Il s'agit donc en quelque sorte de neutraliser les effets pervers de cette
neutralisation !
Ce souci de neutralité est louable. En effet, le potentiel fiscal est au coeur
des mécanismes de répartition des dotations de l'Etat aux collectivités
locales. Toute modification de sa définition concerne de proche en proche
nombre de dotations, soit pour l'éligibilité à ces dotations, soit pour le
montant des attributions.
Ces dotations, ce sont la dotation d'intercommunalité, la dotation de
solidarité urbaine, la dotation de solidarité rurale, la dotation de
péréquation des départements, la dotation de fonctionnement minimale des
départements, le fonds national de péréquation, la dotation de développement
rural, la dotation de compensation de la taxe professionnelle, le fonds de
solidarité de la région Ile-de-France, la dotation élu local, la dotation
globale d'équipement et le fonds de compensation des déséquilibres régionaux...
et j'espère n'avoir rien oublié !
Lorsque l'on modifie la définition du potentiel fiscal, il y a évidemment des
gagnants et des perdants puisqu'il s'agit d'un exercice de répartition d'une
enveloppe inchangée. Il est donc important que les modifications de la
définition du potentiel fiscal soient neutres et qu'elles n'aboutissent pas à
des transferts de richesse ni à habiller Pierre en déshabillant Paul !
En l'espèce, le droit actuel, qui prévoit la prise en compte de la
compensation de la réforme de la taxe professionnelle dans le potentiel fiscal,
provoque deux effets.
En premier lieu, il avantage les collectivités et structures intercommunales
dont les taux de taxe professionnelle étaient inférieurs au taux moyen national
puisque leur potentiel fiscal baisse.
En second lieu, il désavantage les collectivités et structures intercommunales
dont les taux de taxe professionnelle étaient supérieurs au taux moyen national
puisque leur potentiel fiscal augmente.
Ces effets sont constatés dans toutes les collectivités et catégories de
structures intercommunales à fiscalité propre, mais ils sont particulièrement
marqués dans les EPCI à fiscalité additionnelle car la dispersion de leurs taux
est particulièrement importante. Qui plus est, les groupements dont les taux
sont les plus élevés sont très souvent les plus intégrés. Les groupements
augmentent leurs taux pour financer les compétences transférées, les communes
réduisant corrélativement les leurs.
Le droit actuel pénalise donc les communautés de communes à fiscalité
additionnelle les plus intégrées.
C'est ce constat qui a conduit l'Assemblée nationale à adopter un dispositif
limité à ces seules communautés de communes à fiscalité additionnelle.

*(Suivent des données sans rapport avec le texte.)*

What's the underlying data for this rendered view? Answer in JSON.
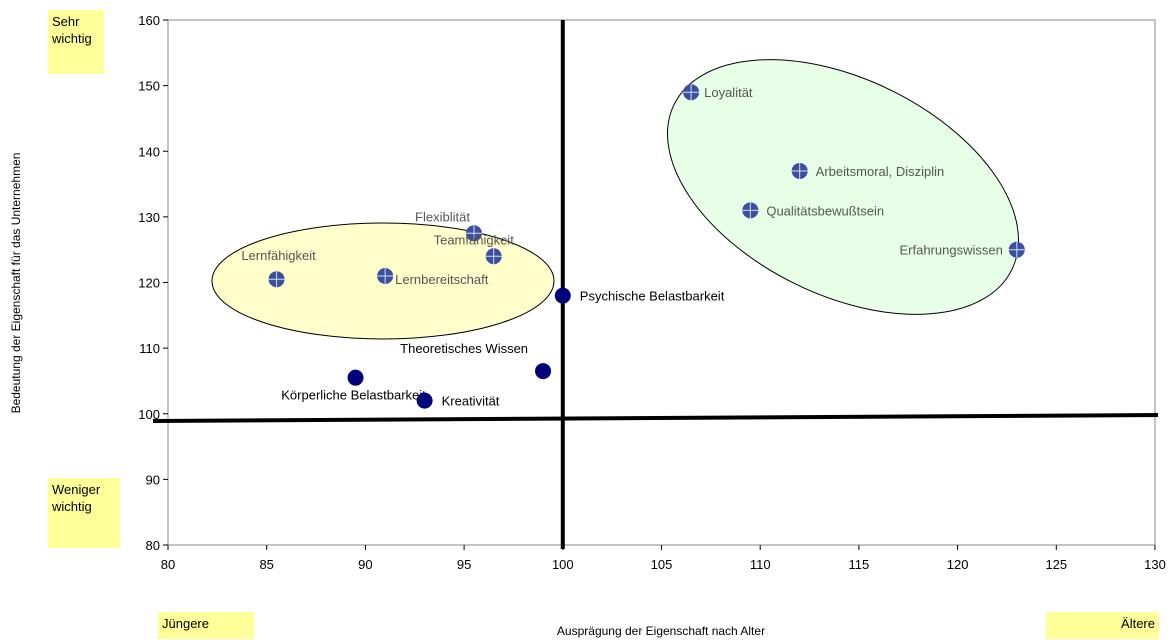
{
  "chart_data": {
    "type": "scatter",
    "xlabel": "Ausprägung der Eigenschaft nach Alter",
    "ylabel": "Bedeutung der Eigenschaft für das Unternehmen",
    "xlim": [
      80,
      130
    ],
    "ylim": [
      80,
      160
    ],
    "xticks": [
      80,
      85,
      90,
      95,
      100,
      105,
      110,
      115,
      120,
      125,
      130
    ],
    "yticks": [
      80,
      90,
      100,
      110,
      120,
      130,
      140,
      150,
      160
    ],
    "grid": false,
    "reference_lines": {
      "vertical_x": 100,
      "horizontal_y": 99.3
    },
    "points": [
      {
        "label": "Loyalität",
        "x": 106.5,
        "y": 149,
        "group": "green"
      },
      {
        "label": "Arbeitsmoral, Disziplin",
        "x": 112,
        "y": 137,
        "group": "green"
      },
      {
        "label": "Qualitätsbewußtsein",
        "x": 109.5,
        "y": 131,
        "group": "green"
      },
      {
        "label": "Erfahrungswissen",
        "x": 123,
        "y": 125,
        "group": "green"
      },
      {
        "label": "Flexiblität",
        "x": 95.5,
        "y": 127.5,
        "group": "yellow"
      },
      {
        "label": "Teamfähigkeit",
        "x": 96.5,
        "y": 124,
        "group": "yellow"
      },
      {
        "label": "Lernfähigkeit",
        "x": 85.5,
        "y": 120.5,
        "group": "yellow"
      },
      {
        "label": "Lernbereitschaft",
        "x": 91,
        "y": 121,
        "group": "yellow"
      },
      {
        "label": "Psychische Belastbarkeit",
        "x": 100,
        "y": 118,
        "group": "none"
      },
      {
        "label": "Theoretisches Wissen",
        "x": 99,
        "y": 106.5,
        "group": "none"
      },
      {
        "label": "Körperliche Belastbarkeit",
        "x": 89.5,
        "y": 105.5,
        "group": "none"
      },
      {
        "label": "Kreativität",
        "x": 93,
        "y": 102,
        "group": "none"
      }
    ],
    "clusters": [
      {
        "name": "yellow",
        "fill": "#ffffcc"
      },
      {
        "name": "green",
        "fill": "#e6ffe6"
      }
    ],
    "colors": {
      "point_dark": "#00007a",
      "point_light": "#3a4f9e",
      "label_muted": "#555555"
    }
  },
  "corners": {
    "top_left": "Sehr wichtig",
    "bottom_left": "Weniger wichtig",
    "x_left": "Jüngere",
    "x_right": "Ältere"
  }
}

En lui-même, le dispositif de l'Assemblée nationale est intéressant : il
s'agit, au lieu de prendre en compte la compensation de la réforme de la taxe
professionnelle, d'appliquer aux anciennes bases « salaires » le taux moyen
national.
Cependant, la commission a estimé qu'il était préférable de conserver un mode
de calcul du potentiel fiscal harmonisé pour toutes les catégories
d'établissements publics de coopération intercommunale.
Les mécanismes de calcul de la DGF sont déjà - on en conviendra - très
compliqués. Il serait regrettable que le mode de calcul du potentiel fiscal,
qui doit servir simplement à mesurer la richesse, puisse un jour interférer
dans les choix des élus en matière de coopération intercommunale.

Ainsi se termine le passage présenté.